The number of staff caught bringing various drugs, mobile phones and weapons into prison for inmates has risen 57 percent since 2012.

Over the past six years, 341 prison officers have been dismissed, disciplined or forced to face judicial proceedings, according to Ministry of Justice (MoJ) figures obtained by The Observer.

There were 71 cases of smuggled contraband in the prison estate last year – a sharp increase on the 45 cases discovered in 2016.

A spokesperson for the HM Prison Service said the MoJ was now considering whether a new corruption offence, specific to the smuggling problem, might help tackle the problem.

Prison reform groups claimed staff cuts have left remaining officers unable to deal with widespread drug use and increasingly susceptible to corruption.

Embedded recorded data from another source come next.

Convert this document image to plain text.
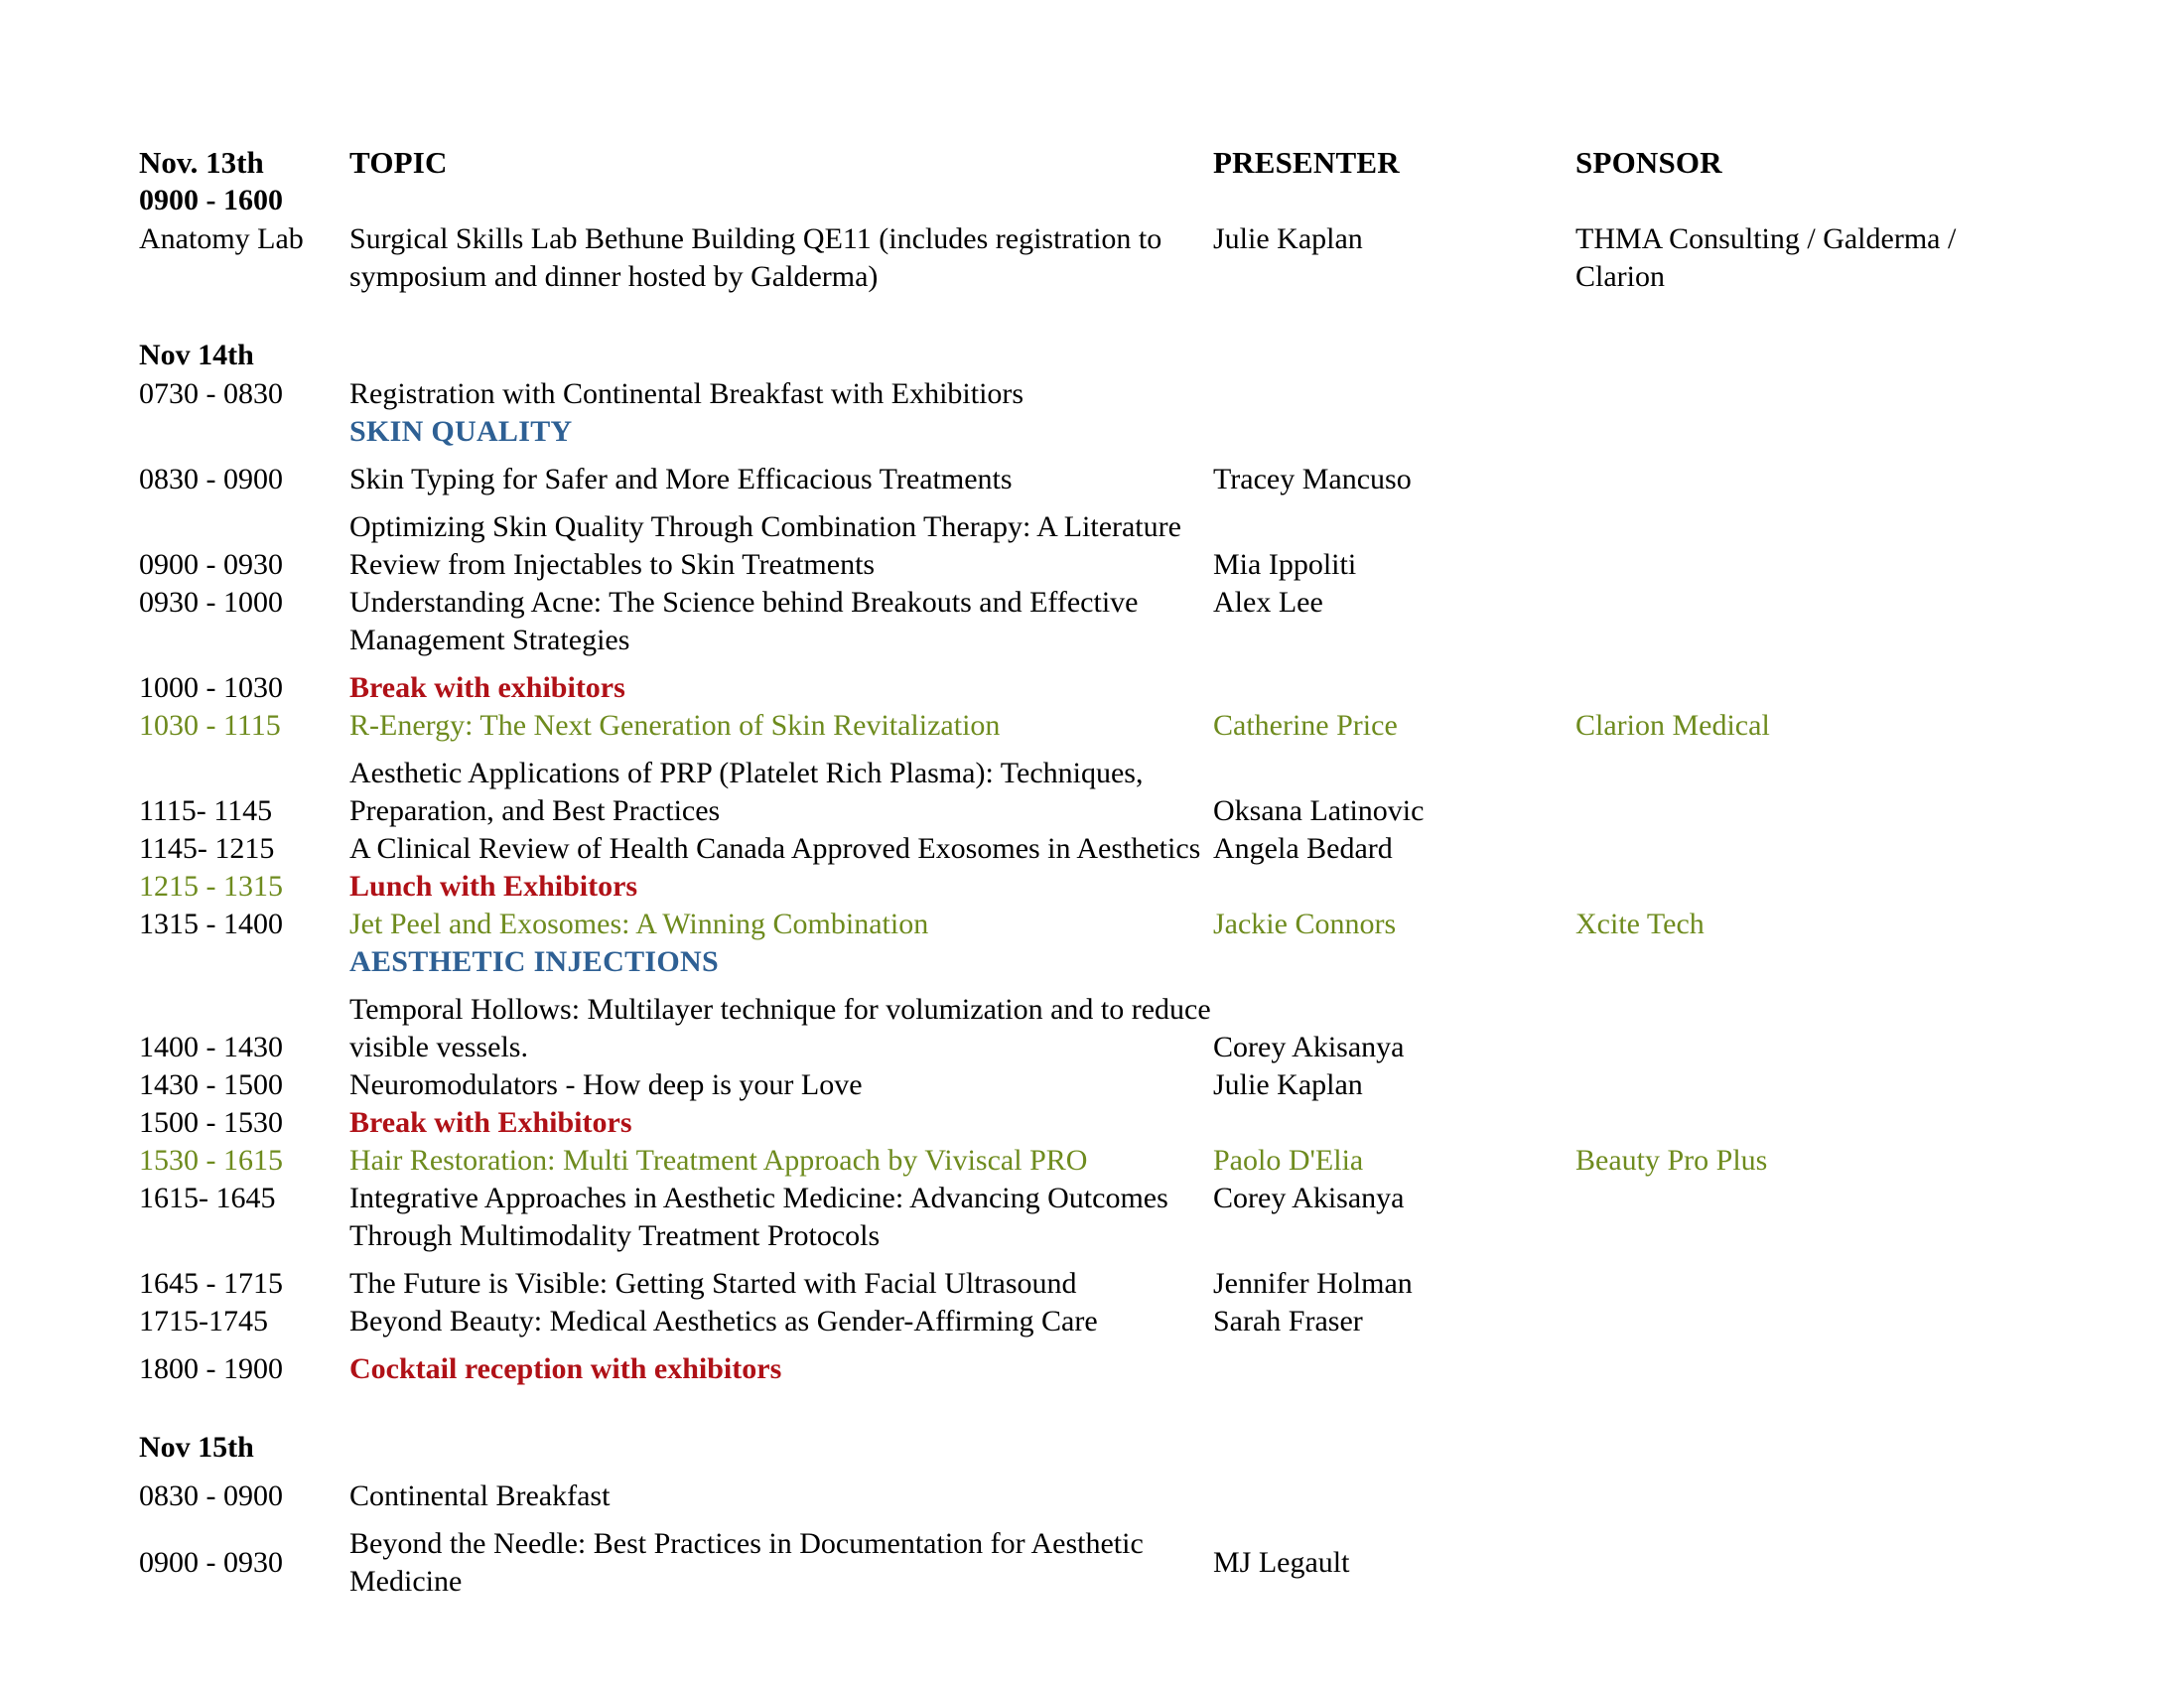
Nov. 13th	TOPIC	PRESENTER	SPONSOR
0900 - 1600			
Anatomy Lab	Surgical Skills Lab Bethune Building QE11 (includes registration to symposium and dinner hosted by Galderma)	Julie Kaplan	THMA Consulting / Galderma / Clarion

Nov 14th			
0730 - 0830	Registration with Continental Breakfast with Exhibitiors		
	SKIN QUALITY		
0830 - 0900	Skin Typing for Safer and More Efficacious Treatments	Tracey Mancuso	
0900 - 0930	Optimizing Skin Quality Through Combination Therapy: A Literature Review from Injectables to Skin Treatments	Mia Ippoliti	
0930 - 1000	Understanding Acne: The Science behind Breakouts and Effective Management Strategies	Alex Lee	
1000 - 1030	Break with exhibitors		
1030 - 1115	R-Energy: The Next Generation of Skin Revitalization	Catherine Price	Clarion Medical
1115- 1145	Aesthetic Applications of PRP (Platelet Rich Plasma): Techniques, Preparation, and Best Practices	Oksana Latinovic	
1145- 1215	A Clinical Review of Health Canada Approved Exosomes in Aesthetics	Angela Bedard	
1215 - 1315	Lunch with Exhibitors		
1315 - 1400	Jet Peel and Exosomes: A Winning Combination	Jackie Connors	Xcite Tech
	AESTHETIC INJECTIONS		
1400 - 1430	Temporal Hollows: Multilayer technique for volumization and to reduce visible vessels.	Corey Akisanya	
1430 - 1500	Neuromodulators - How deep is your Love	Julie Kaplan	
1500 - 1530	Break with Exhibitors		
1530 - 1615	Hair Restoration: Multi Treatment Approach by Viviscal PRO	Paolo D'Elia	Beauty Pro Plus
1615- 1645	Integrative Approaches in Aesthetic Medicine: Advancing Outcomes Through Multimodality Treatment Protocols	Corey Akisanya	
1645 - 1715	The Future is Visible: Getting Started with Facial Ultrasound	Jennifer Holman	
1715-1745	Beyond Beauty: Medical Aesthetics as Gender-Affirming Care	Sarah Fraser	
1800 - 1900	Cocktail reception with exhibitors		

Nov 15th			
0830 - 0900	Continental Breakfast		
0900 - 0930	Beyond the Needle: Best Practices in Documentation for Aesthetic Medicine	MJ Legault	
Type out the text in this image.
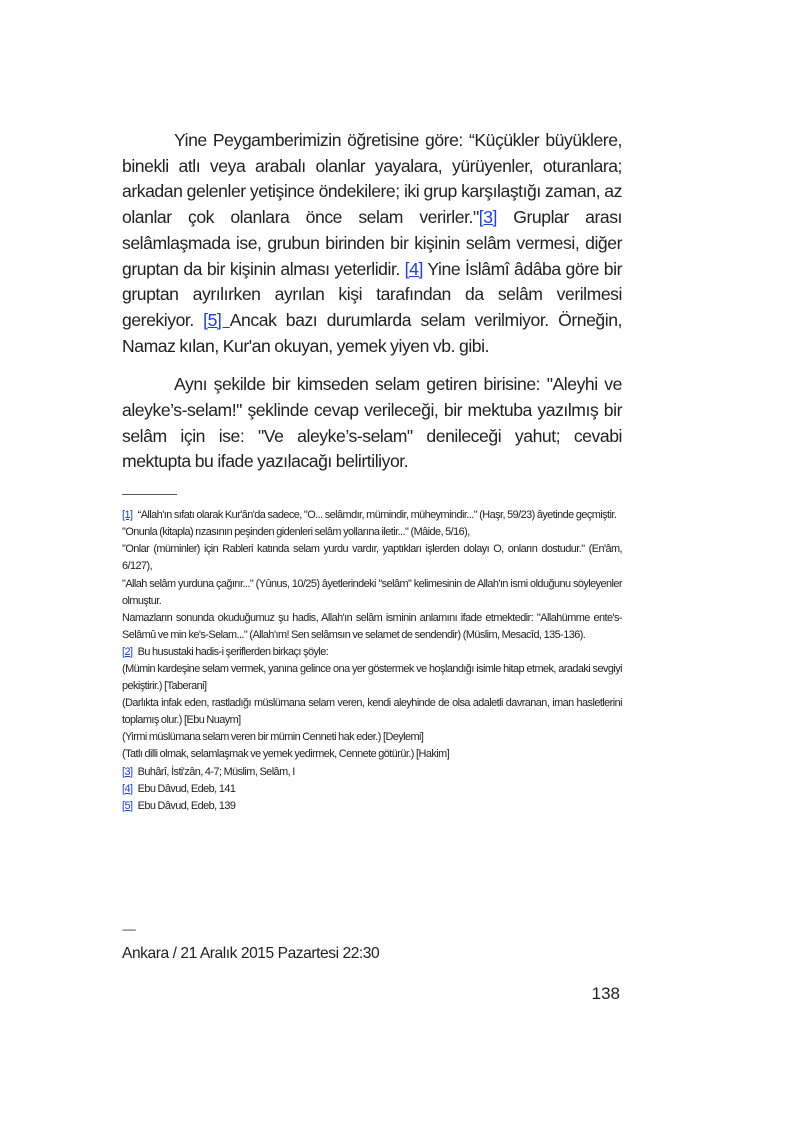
Yine Peygamberimizin öğretisine göre: “Küçükler büyüklere, binekli atlı veya arabalı olanlar yayalara, yürüyenler, oturanlara; arkadan gelenler yetişince öndekilere; iki grup karşılaştığı zaman, az olanlar çok olanlara önce selam verirler."[3] Gruplar arası selâmlaşmada ise, grubun birinden bir kişinin selâm vermesi, diğer gruptan da bir kişinin alması yeterlidir. [4] Yine İslâmî âdâba göre bir gruptan ayrılırken ayrılan kişi tarafından da selâm verilmesi gerekiyor. [5] Ancak bazı durumlarda selam verilmiyor. Örneğin, Namaz kılan, Kur'an okuyan, yemek yiyen vb. gibi.

Aynı şekilde bir kimseden selam getiren birisine: "Aleyhi ve aleyke’s-selam!" şeklinde cevap verileceği, bir mektuba yazılmış bir selâm için ise: "Ve aleyke’s-selam" denileceği yahut; cevabi mektupta bu ifade yazılacağı belirtiliyor.

[1] “Allah'ın sıfatı olarak Kur'ân'da sadece, "O... selâmdır, mümindir, müheymindir..." (Haşr, 59/23) âyetinde geçmiştir.

"Onunla (kitapla) rızasının peşinden gidenleri selâm yollarına iletir..." (Mâide, 5/16),

"Onlar (müminler) için Rableri katında selam yurdu vardır, yaptıkları işlerden dolayı O, onların dostudur." (En'âm, 6/127),

"Allah selâm yurduna çağırır..." (Yûnus, 10/25) âyetlerindeki "selâm" kelimesinin de Allah'ın ismi olduğunu söyleyenler olmuştur.

Namazların sonunda okuduğumuz şu hadis, Allah'ın selâm isminin anlamını ifade etmektedir: "Allahümme ente's-Selâmû ve min ke's-Selam..." (Allah'ım! Sen selâmsın ve selamet de sendendir) (Müslim, Mesacîd, 135-136).

[2] Bu husustaki hadis-i şeriflerden birkaçı şöyle:

(Mümin kardeşine selam vermek, yanına gelince ona yer göstermek ve hoşlandığı isimle hitap etmek, aradaki sevgiyi pekiştirir.) [Taberani]

(Darlıkta infak eden, rastladığı müslümana selam veren, kendi aleyhinde de olsa adaletli davranan, iman hasletlerini toplamış olur.) [Ebu Nuaym]

(Yirmi müslümana selam veren bir mümin Cenneti hak eder.) [Deylemi]

(Tatlı dilli olmak, selamlaşmak ve yemek yedirmek, Cennete götürür.) [Hakim]

[3] Buhârî, İsti'zân, 4-7; Müslim, Selâm, I

[4] Ebu Dâvud, Edeb, 141

[5] Ebu Dâvud, Edeb, 139

-----
Ankara / 21 Aralık 2015 Pazartesi 22:30
138
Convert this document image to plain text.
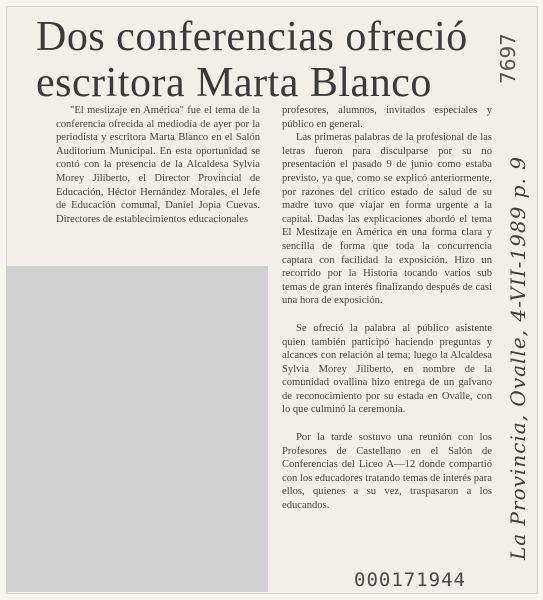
Dos conferencias ofreció
escritora Marta Blanco

"El mestizaje en América" fue el tema de la conferencia ofrecida al mediodía de ayer por la periodista y escritora Marta Blanco en el Salón Auditorium Municipal. En esta oportunidad se contó con la presencia de la Alcaldesa Sylvia Morey Jiliberto, el Director Provincial de Educación, Héctor Hernández Morales, el Jefe de Educación comunal, Daniel Jopia Cuevas. Directores de establecimientos educacionales

profesores, alumnos, invitados especiales y público en general.

Las primeras palabras de la profesional de las letras fueron para disculparse por su no presentación el pasado 9 de junio como estaba previsto, ya que, como se explicó anteriormente, por razones del crítico estado de salud de su madre tuvo que viajar en forma urgente a la capital. Dadas las explicaciones abordó el tema El Mestizaje en América en una forma clara y sencilla de forma que toda la concurrencia captara con facilidad la exposición. Hizo un recorrido por la Historia tocando varios sub temas de gran interés finalizando después de casi una hora de exposición.

Se ofreció la palabra al público asistente quien también participó haciendo preguntas y alcances con relación al tema; luego la Alcaldesa Sylvia Morey Jiliberto, en nombre de la comunidad ovallina hizo entrega de un galvano de reconocimiento por su estada en Ovalle, con lo que culminó la ceremonia.

Por la tarde sostuvo una reunión con los Profesores de Castellano en el Salón de Conferencias del Liceo A—12 donde compartió con los educadores tratando temas de interés para ellos, quienes a su vez, traspasaron a los educandos.

7697
La Provincia, Ovalle, 4-VII-1989 p. 9
000171944
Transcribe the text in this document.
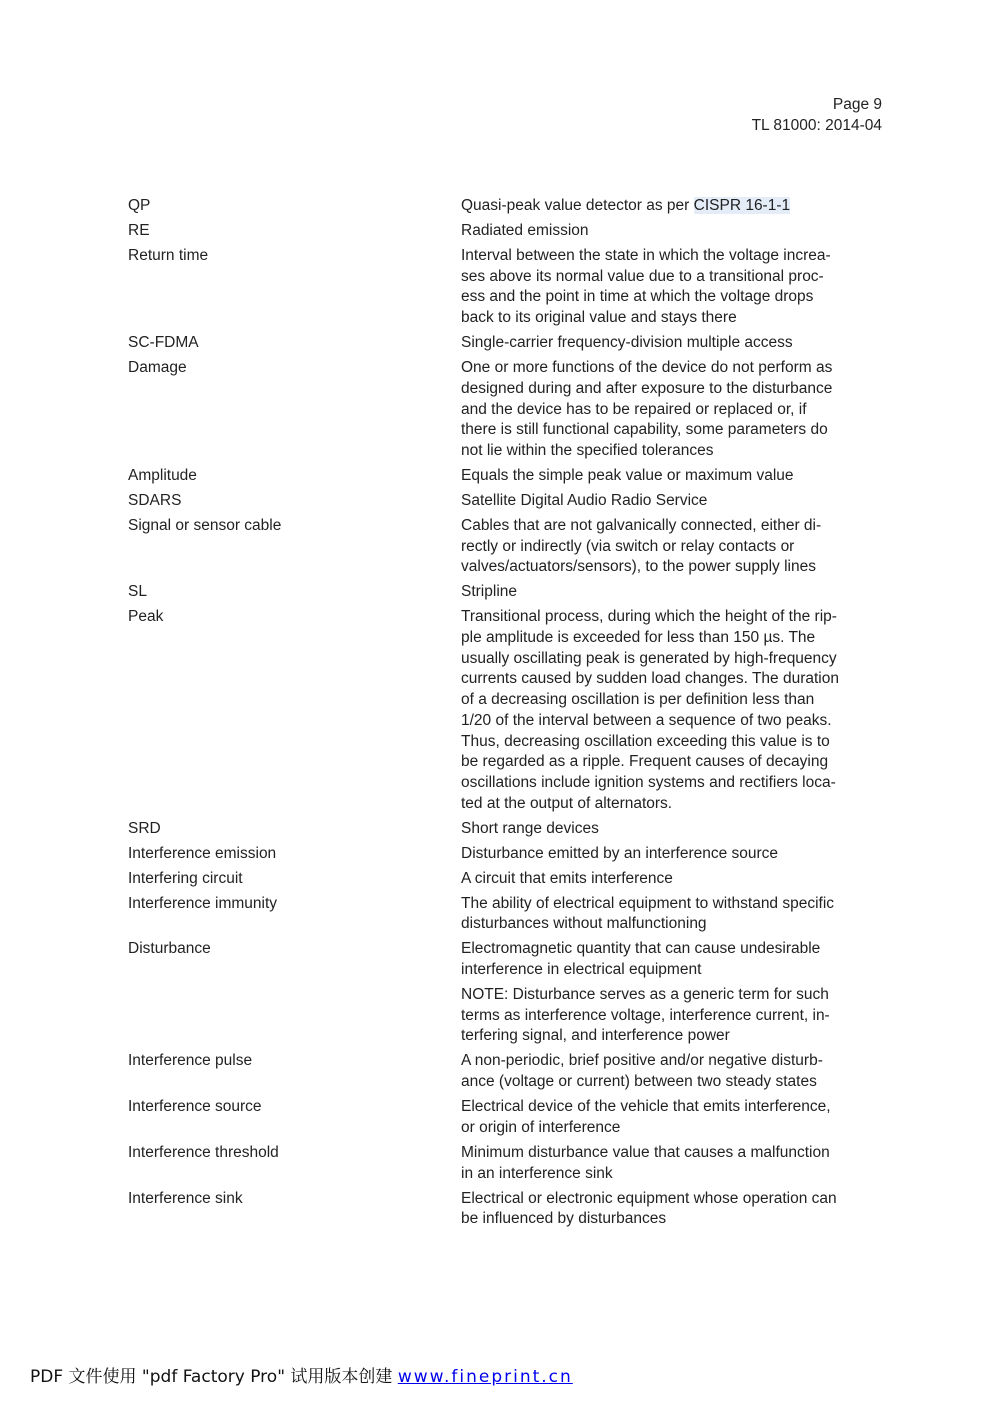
Page 9
TL 81000: 2014-04
QP	Quasi-peak value detector as per CISPR 16-1-1
RE	Radiated emission
Return time	Interval between the state in which the voltage increa-
ses above its normal value due to a transitional proc-
ess and the point in time at which the voltage drops
back to its original value and stays there
SC-FDMA	Single-carrier frequency-division multiple access
Damage	One or more functions of the device do not perform as
designed during and after exposure to the disturbance
and the device has to be repaired or replaced or, if
there is still functional capability, some parameters do
not lie within the specified tolerances
Amplitude	Equals the simple peak value or maximum value
SDARS	Satellite Digital Audio Radio Service
Signal or sensor cable	Cables that are not galvanically connected, either di-
rectly or indirectly (via switch or relay contacts or
valves/actuators/sensors), to the power supply lines
SL	Stripline
Peak	Transitional process, during which the height of the rip-
ple amplitude is exceeded for less than 150 µs. The
usually oscillating peak is generated by high-frequency
currents caused by sudden load changes. The duration
of a decreasing oscillation is per definition less than
1/20 of the interval between a sequence of two peaks.
Thus, decreasing oscillation exceeding this value is to
be regarded as a ripple. Frequent causes of decaying
oscillations include ignition systems and rectifiers loca-
ted at the output of alternators.
SRD	Short range devices
Interference emission	Disturbance emitted by an interference source
Interfering circuit	A circuit that emits interference
Interference immunity	The ability of electrical equipment to withstand specific
disturbances without malfunctioning
Disturbance	Electromagnetic quantity that can cause undesirable
interference in electrical equipment
NOTE: Disturbance serves as a generic term for such
terms as interference voltage, interference current, in-
terfering signal, and interference power
Interference pulse	A non-periodic, brief positive and/or negative disturb-
ance (voltage or current) between two steady states
Interference source	Electrical device of the vehicle that emits interference,
or origin of interference
Interference threshold	Minimum disturbance value that causes a malfunction
in an interference sink
Interference sink	Electrical or electronic equipment whose operation can
be influenced by disturbances
PDF 文件使用 "pdf Factory Pro" 试用版本创建 www.fineprint.cn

Earlier this week The Independent revealed a third of prison officers who leave the service quit within a year of starting. A total of 694 staff leaving in the past 12 months had been in the service for less than a year.

Peter Dawson, director of the Prison Reform Trust, said: “The huge failure of prisons has been that so many staff have been taken out. What that has done is to make prisons unstable, to make them dangerous places to work and [has led] to a loss of a lot of experienced staff.”

Drugs were found 35 times a day in prisons in England and Wales on average last year. The number of discoveries has trebled since 2014.

The Prison Officers Association has estimated the value of the drug market inside prisons at around £100m.

Mr Dawson said the government was failing to support rehabilitation work inside prisons. “You have a huge number of people who have nothing to do, who have no hope and for whom drugs are one way of making the time pass.”

Earlier this year Phil Wheatley, former head of the prison service, blamed budget cuts and “poor political decisions” for Britain's prison crisis.

Centre for Social Justice director Andy Cook said the smuggling figures were “deeply concerning” and said ministers needed to “get a grip”.

Mr Cook added: “Drugs are at the heart of this, fuelling violence, suicide and completely undermining the likelihood that prisoners will be able to turn their lives around.”